I remember where our story began. It could be said to have started with her birth, but for me, it was a few years later. My hands were full, pushing her in the umbrella stroller, carrying her infant brother in a sling around my shoulders. I had learned from past appointments that the double stroller was too wide and cumbersome in these rooms and halls. Looking back, I am not sure if I was hazy with sleep deprivation or with denial. My robotic state cracked slightly with the doctor's words: "People don't come alone to appointments like this." These were her first words to me as she entered the exam room.
"I am not alone," I replied stupidly, gesturing to my two children. She shook her head in annoyance as my son began to fuss. My daughter, as usual, slumped contentedly in the stroller. Perhaps realizing that my competency was low, or wanting to be sure she could move things along efficiently, she called out for a nurse to take the baby. I compliantly passed him over. Then she told me the test news. The world tilted on its axis with her words. She handed me papers with research cases to support her findings, suggested additional medical specialists to see, and told me to contact the local school district for intervention. My mind was reeling with the acronyms and medical terms she had been tossing at me. I caught the word "intervention," though. Dumb, numb, I had only heard it in the context of substance abuse. "Intervention for what?" I asked. "For mental retardation," she replied with an air of the obvious. Even the cut of those words did not fully break through.

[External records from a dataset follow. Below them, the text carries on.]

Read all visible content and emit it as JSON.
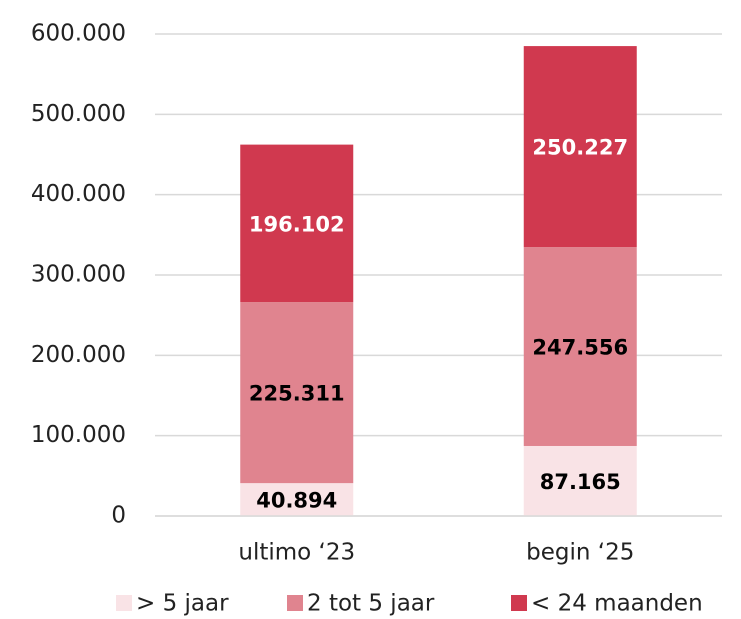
{
  "chart_data": {
    "type": "stacked_bar",
    "categories": [
      "ultimo ‘23",
      "begin ‘25"
    ],
    "series": [
      {
        "name": "> 5 jaar",
        "color": "#f9e3e6",
        "label_color": "#000000",
        "values": [
          40894,
          87165
        ],
        "value_labels": [
          "40.894",
          "87.165"
        ]
      },
      {
        "name": "2 tot 5 jaar",
        "color": "#e0848f",
        "label_color": "#000000",
        "values": [
          225311,
          247556
        ],
        "value_labels": [
          "225.311",
          "247.556"
        ]
      },
      {
        "name": "< 24 maanden",
        "color": "#d0394f",
        "label_color": "#ffffff",
        "values": [
          196102,
          250227
        ],
        "value_labels": [
          "196.102",
          "250.227"
        ]
      }
    ],
    "ylim": [
      0,
      600000
    ],
    "yticks": [
      0,
      {
        "value": 100000,
        "label": "100.000"
      },
      {
        "value": 200000,
        "label": "200.000"
      },
      {
        "value": 300000,
        "label": "300.000"
      },
      {
        "value": 400000,
        "label": "400.000"
      },
      {
        "value": 500000,
        "label": "500.000"
      },
      {
        "value": 600000,
        "label": "600.000"
      }
    ],
    "grid": true,
    "legend": "bottom"
  }
}
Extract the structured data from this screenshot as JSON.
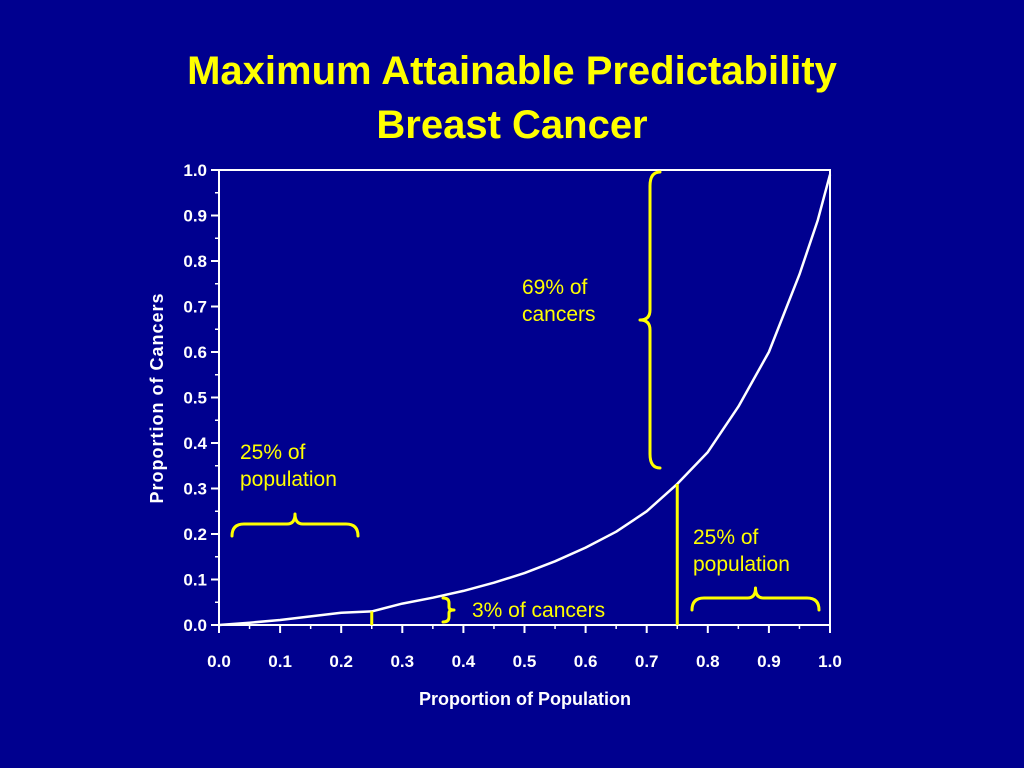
{
  "title_line1": "Maximum Attainable Predictability",
  "title_line2": "Breast Cancer",
  "annotations": {
    "cancers_top": [
      "69% of",
      "cancers"
    ],
    "population_left": [
      "25% of",
      "population"
    ],
    "population_right": [
      "25% of",
      "population"
    ],
    "cancers_bottom": "3% of cancers"
  },
  "colors": {
    "background": "#00008f",
    "title": "#ffff00",
    "axis": "#ffffff",
    "curve": "#ffffff",
    "annotation": "#ffff00"
  },
  "chart_data": {
    "type": "line",
    "title": "Maximum Attainable Predictability Breast Cancer",
    "xlabel": "Proportion of Population",
    "ylabel": "Proportion of Cancers",
    "xlim": [
      0.0,
      1.0
    ],
    "ylim": [
      0.0,
      1.0
    ],
    "xticks": [
      "0.0",
      "0.1",
      "0.2",
      "0.3",
      "0.4",
      "0.5",
      "0.6",
      "0.7",
      "0.8",
      "0.9",
      "1.0"
    ],
    "yticks": [
      "0.0",
      "0.1",
      "0.2",
      "0.3",
      "0.4",
      "0.5",
      "0.6",
      "0.7",
      "0.8",
      "0.9",
      "1.0"
    ],
    "grid": false,
    "series": [
      {
        "x": [
          0.0,
          0.05,
          0.1,
          0.15,
          0.2,
          0.25,
          0.3,
          0.35,
          0.4,
          0.45,
          0.5,
          0.55,
          0.6,
          0.65,
          0.7,
          0.75,
          0.8,
          0.85,
          0.9,
          0.95,
          0.98,
          1.0
        ],
        "y": [
          0.0,
          0.005,
          0.011,
          0.019,
          0.027,
          0.03,
          0.047,
          0.06,
          0.075,
          0.093,
          0.114,
          0.14,
          0.17,
          0.205,
          0.25,
          0.31,
          0.38,
          0.48,
          0.6,
          0.77,
          0.89,
          0.99
        ]
      }
    ],
    "markers": [
      {
        "x": 0.25,
        "y": 0.03
      },
      {
        "x": 0.75,
        "y": 0.31
      }
    ]
  }
}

She proceeded with the prognostication that my daughter would never learn to read, that she would at best attain the cognitive abilities of a kindergartener. "It's all supported in those studies," she added, gesturing to the pile of papers now in my lap. "Call my office if you have further questions," she concluded as she rose to proceed to her next appointment.
With mechanical movements, I wheeled my daughter out of the room, toward the check-out desk, while scanning for my son. Collecting him, I could tell he needed to be fed before our drive home. Oblivious to my surroundings, I sat back in the waiting room to nurse him and to hold a bottle for my daughter, although she was a toddler. She rarely cried, but I had learned to feed her whenever I had the opportunity. After only a few moments, she tired from the effort of drinking and stopped.
I don't remember driving home. All I remember is unsuccessfully trying to reach my husband, then calling my mom. With the news, she started to cry. I did not. Not until a year later, when I cried and cried and cried.
I am crying now, with happiness. I see my daughter pass by. Her face lights up with its characteristic smile as she spots us. She takes her seat just a few rows in front of us. Like the other graduates, she dreams of her future, of finding an occupation, and of finding love. Her grin is full of optimism and pride. I have some fears about what lies ahead for her, but the look on her face reminds me of the power contained in her sweet body. I do not see disability; I see possibility.
Her smiling face, her serenity, her satisfaction, this is what I will remember. This is my ice cream.